Archbishop of Glasgow Philip Tartaglia, Scotland's most senior Catholic cleric, has written to the pontiff asking him to consider a one-day visit to the city in March on the feast day of the saint.
The letter has been written "without any expectations or sense of entitlement" and comes only four years after Benedict XVI made a papal visit to Scotland, with a Mass held in Glasgow's Bellahouston Park.
If Pope Francis does visit, the expectation is that it would be a markedly different, less formal event than Benedict's visit or that of John Paul II, who came to Scotland in 1982.
Notably, St John Ogilvie was a Jesuit, the order to which Francis famously belongs. And unlike his predecessors, the Pope has been closely involved with the church in Scotland, appointing half of the current hierarchy in just over a year.
He has also intervened in the wake of the sex scandal surrounding Cardinal Keith O'Brien and there is an acknowledgement it would galvanise the Church's attempts to move on from the episode.
Church sources discounted any relevance to the proposed visit occurring after the independence referendum. But it would be seen as a clear gesture towards the perception of aggressively secular political agendas.
One senior Church source said: "It's simply a case if you don't ask, you don't get. He's a much more spontaneous and unpredictable Pope than his predecessors.
"He appears to make decisions on visits at short notice and without the usual pomp and ceremony. And he talks about going to frontiers, which for many in the Catholic world Scotland is."
John Ogilvie was a convert to Catholicism and became a martyr for his faith. He was hanged in Glasgow on March 10 1615 and was made a saint by Pope Paul VI in Rome in October 1976.
Archbishop Tartaglia was present at the ceremony as a young priest and he hopes the 400th anniversary will be a "celebration and renewal of faith".

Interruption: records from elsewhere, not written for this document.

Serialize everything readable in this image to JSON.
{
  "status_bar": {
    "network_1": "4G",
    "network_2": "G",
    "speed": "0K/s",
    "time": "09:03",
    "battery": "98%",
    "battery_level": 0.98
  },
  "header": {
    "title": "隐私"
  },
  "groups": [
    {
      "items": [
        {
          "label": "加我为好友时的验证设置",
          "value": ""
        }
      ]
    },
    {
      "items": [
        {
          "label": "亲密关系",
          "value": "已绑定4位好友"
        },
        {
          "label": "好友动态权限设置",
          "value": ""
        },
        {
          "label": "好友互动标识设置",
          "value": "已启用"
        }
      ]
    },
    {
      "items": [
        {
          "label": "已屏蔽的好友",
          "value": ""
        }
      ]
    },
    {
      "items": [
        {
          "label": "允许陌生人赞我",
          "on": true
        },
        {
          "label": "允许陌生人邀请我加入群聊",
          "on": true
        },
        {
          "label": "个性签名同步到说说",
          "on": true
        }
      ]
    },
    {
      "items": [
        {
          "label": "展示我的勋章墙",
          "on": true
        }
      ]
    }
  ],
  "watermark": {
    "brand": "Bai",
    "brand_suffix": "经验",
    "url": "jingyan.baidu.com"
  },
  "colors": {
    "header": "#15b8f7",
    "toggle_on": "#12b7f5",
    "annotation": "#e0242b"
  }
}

The Archbishop wrote: "It would be wonderful if you could come to Glasgow for a day for this unique event. I would envisage your visit as being of a purely religious-pastoral nature.
"I know that this is short notice for the visit of a Pope. I present this request to you without any expectations or sense of entitlement. I do not even know if it is practical! However, a visit would be such a grace."
Born in 1579, John Ogilvie was raised as a Calvinist and was received into the Catholic faith aged 17 in 1596.
He was ordained a Jesuit priest in Paris in 1610 and returned to Scotland, which was largely Protestant following the Reformation and break with the Papacy in 1560.
While in Scotland, Ogilvie was arrested. Following torture and a trial he was convicted of high treason.
He had been denying the king's spiritual jurisdiction by upholding the Pope's spiritual primacy as well as conducting Mass in secret.
He was hanged at Glasgow Cross on 10 March 1615, aged 36.
Archbishop Tartaglia said: "Whether the Pope is able to come or not, I would hope that the anniversary will be a celebration and renewal of faith for the Catholic community, for other Christians, and for all people of faith."